Project proposal

Author

Gold Echidna

library(tidyverse)

# loading data
owid_energy <- readr::read_csv('https://raw.githubusercontent.com/rfordatascience/tidytuesday/master/data/2023/2023-06-06/owid-energy.csv')

Dataset

A brief description of your dataset including its provenance, dimensions, etc. as well as the reason why you choose this dataset.

For our project, we chose the Energy Dataset from Tidy Tuesday which has energy records for every country from 1900 to today. The data comes from the organization Our World in Data which researches global problems like poverty and inequality through data collection and visualization. Their mission is to make “research and data to make progress against the world’s largest problems” and they release this dataset every year in that effort.
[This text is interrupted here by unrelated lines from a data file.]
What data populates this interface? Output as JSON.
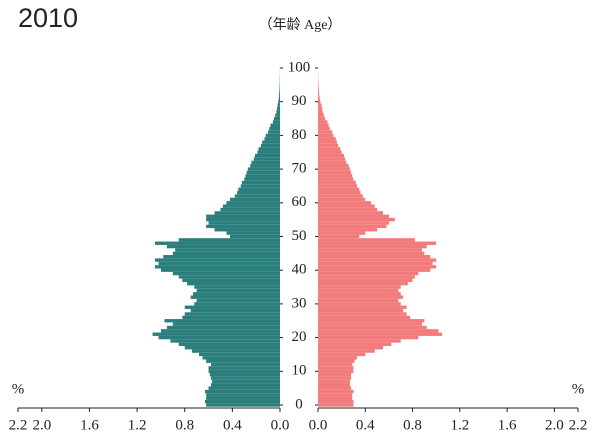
{
  "chart_data": {
    "type": "pyramid",
    "title": "2010",
    "y_label": "（年龄 Age）",
    "x_label": "%",
    "x": [
      0,
      1,
      2,
      3,
      4,
      5,
      6,
      7,
      8,
      9,
      10,
      11,
      12,
      13,
      14,
      15,
      16,
      17,
      18,
      19,
      20,
      21,
      22,
      23,
      24,
      25,
      26,
      27,
      28,
      29,
      30,
      31,
      32,
      33,
      34,
      35,
      36,
      37,
      38,
      39,
      40,
      41,
      42,
      43,
      44,
      45,
      46,
      47,
      48,
      49,
      50,
      51,
      52,
      53,
      54,
      55,
      56,
      57,
      58,
      59,
      60,
      61,
      62,
      63,
      64,
      65,
      66,
      67,
      68,
      69,
      70,
      71,
      72,
      73,
      74,
      75,
      76,
      77,
      78,
      79,
      80,
      81,
      82,
      83,
      84,
      85,
      86,
      87,
      88,
      89,
      90,
      91,
      92,
      93,
      94,
      95,
      96,
      97,
      98,
      99,
      100
    ],
    "series": [
      {
        "side": "left",
        "color": "#2a7f7d",
        "values": [
          0.62,
          0.63,
          0.62,
          0.62,
          0.63,
          0.6,
          0.58,
          0.57,
          0.58,
          0.59,
          0.6,
          0.6,
          0.58,
          0.62,
          0.65,
          0.68,
          0.74,
          0.8,
          0.85,
          0.92,
          1.02,
          1.07,
          1.0,
          0.95,
          0.9,
          0.97,
          0.82,
          0.8,
          0.75,
          0.8,
          0.72,
          0.7,
          0.75,
          0.73,
          0.7,
          0.72,
          0.78,
          0.82,
          0.85,
          0.9,
          1.0,
          1.05,
          1.02,
          1.05,
          0.98,
          0.9,
          0.88,
          0.95,
          1.05,
          0.85,
          0.42,
          0.45,
          0.55,
          0.62,
          0.6,
          0.62,
          0.62,
          0.55,
          0.5,
          0.48,
          0.45,
          0.42,
          0.38,
          0.36,
          0.35,
          0.33,
          0.32,
          0.3,
          0.29,
          0.28,
          0.27,
          0.25,
          0.24,
          0.22,
          0.21,
          0.19,
          0.18,
          0.16,
          0.15,
          0.13,
          0.12,
          0.1,
          0.09,
          0.08,
          0.06,
          0.05,
          0.04,
          0.03,
          0.025,
          0.02,
          0.015,
          0.01,
          0.008,
          0.006,
          0.004,
          0.003,
          0.002,
          0.002,
          0.001,
          0.001,
          0.001
        ]
      },
      {
        "side": "right",
        "color": "#f27b7c",
        "values": [
          0.3,
          0.3,
          0.29,
          0.29,
          0.3,
          0.28,
          0.27,
          0.27,
          0.28,
          0.28,
          0.3,
          0.3,
          0.29,
          0.31,
          0.33,
          0.4,
          0.48,
          0.55,
          0.62,
          0.7,
          0.85,
          1.05,
          1.02,
          0.92,
          0.88,
          0.9,
          0.78,
          0.75,
          0.72,
          0.75,
          0.7,
          0.68,
          0.72,
          0.7,
          0.68,
          0.7,
          0.76,
          0.8,
          0.82,
          0.85,
          0.95,
          1.0,
          0.97,
          1.0,
          0.95,
          0.9,
          0.88,
          0.92,
          1.0,
          0.82,
          0.35,
          0.4,
          0.5,
          0.58,
          0.6,
          0.65,
          0.6,
          0.55,
          0.5,
          0.48,
          0.45,
          0.4,
          0.38,
          0.36,
          0.35,
          0.33,
          0.32,
          0.3,
          0.29,
          0.28,
          0.27,
          0.26,
          0.24,
          0.23,
          0.22,
          0.2,
          0.19,
          0.17,
          0.16,
          0.15,
          0.13,
          0.12,
          0.1,
          0.09,
          0.08,
          0.06,
          0.05,
          0.04,
          0.035,
          0.03,
          0.02,
          0.015,
          0.01,
          0.008,
          0.006,
          0.004,
          0.003,
          0.002,
          0.002,
          0.001,
          0.001
        ]
      }
    ],
    "xlim": [
      0,
      2.2
    ],
    "xticks": [
      {
        "value": 0,
        "label": "0.0"
      },
      0.4,
      0.8,
      1.2,
      1.6,
      {
        "value": 2,
        "label": "2.0"
      },
      2.2
    ],
    "ylim": [
      0,
      100
    ],
    "yticks": [
      0,
      10,
      20,
      30,
      40,
      50,
      60,
      70,
      80,
      90,
      100
    ]
  }
}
The dataset is extensive. It contains 21,890 different observations of 129 different dimensions ranging from descriptions of economic measures like GDP to measures of production/consumption of every type of energy used in the past 120 years. This data comes from over 300 countries — some have complete records while others have gaps or stop after certain years (e.g. records from West Germany begin in 1940s and end in the 1990s). While contemporary records are very well kept, we will have to keep missing data in mind if looking far back in the data.

Another trait of the dataset is that the author added a number of regional statistics. This opens up new opportunities for analyzing the global and regional trend of energy consumption that could be representing a larger-scale trend across multiple countries rather than focusing on a few. In the meantime, when visualizing the data, this trait also means that we need to take care to filter out irrelevant entries suppose we set a scope for the visualization. Finally, some data entries are about statistics of the entire world. This opens up opportunities to connect to other global statistics.

In summary, we choose this dataset because it is extensive and thorough, allowing for very interesting questions to be answered. We are also interested in the historical impact of energy on climate change. With this dataset, we can look at how countries current energy use compares to historical use. We can analyze trends and see patterns in how the developed world is impacting the developing world and all of our futures. Additionally, the dataset could also provide opportunities to connect the yearly data to other relevant dataset around the topic of energy production and consumption.

Questions

Question 1: How does the energy mix vary by country for the top and bottom 15 economies (measured by GDP)?

Question 2: Are fossil fuel use and average temperature correlated?

Analysis plan

A plan for answering each of the questions including the variables involved, variables to be created (if any), external data to be merged in (if any).

For question 1, we plan on studying the primary energy consumption of the largest and smallest 15 economies in 2022 by energy source, broken down into the following five sources and their corresponding variables in the dataset: - Coal: coal_share_energy - Natural gas: gas_share_energy - Oil: oil_share_energy - Renewables: renewables_share_energy - Nuclear electric power: nuclear_share_energy

The time frame of this question will be 1950 to 2022.

In addition to these variables, we will use the gdp variable to select the largest and smallest 15 economies in 2022, the most recent year of the study. This will let us create two groups (top 15 and bottom 15) which we will use to create two plots. The top 15 economies stay consistent with their quality of data but the bottom 15 however do not. So we will only use data for the bottom 15 economies for which we have complete data and we will describe which countries we leave out and for what reasons in the analysis.

To visualize this data, we will create a bar plot broken down by the 5 energy sources and by year, in two plots for each group of countries. We do not foresee the need to use create new variables or to add external data.

As for question 2, we hope to understand the extend to which global warming is influenced by the amount of fossil fuel. This is a very relevant question to our environment. There is a heated political debate going on in the United States regarding whether the burning of fossil fuels causes global warming, and if so, to what extent. We will seek to explore this claim by looking at data from credible sources. We will start by merging in climate data from the National Centers for Environmental Information (NCEI), specifically the global average surface temperature for each year in the period from 1950 to 2022. We will then create a new variable in our data set that estimates global fossil fuel use by summing the variable fossil_fuel_consumption for every country we have data on. Finally, we will plot two separate lines, one representing global average temperature and the other representing global fossil fuel consumption, over the time period 1950-2022. It will be intuitive to visualize whether there is a correlation, and also whether there is any “lag” from when fossil fuels are burned to when global temperatures rise (if at all).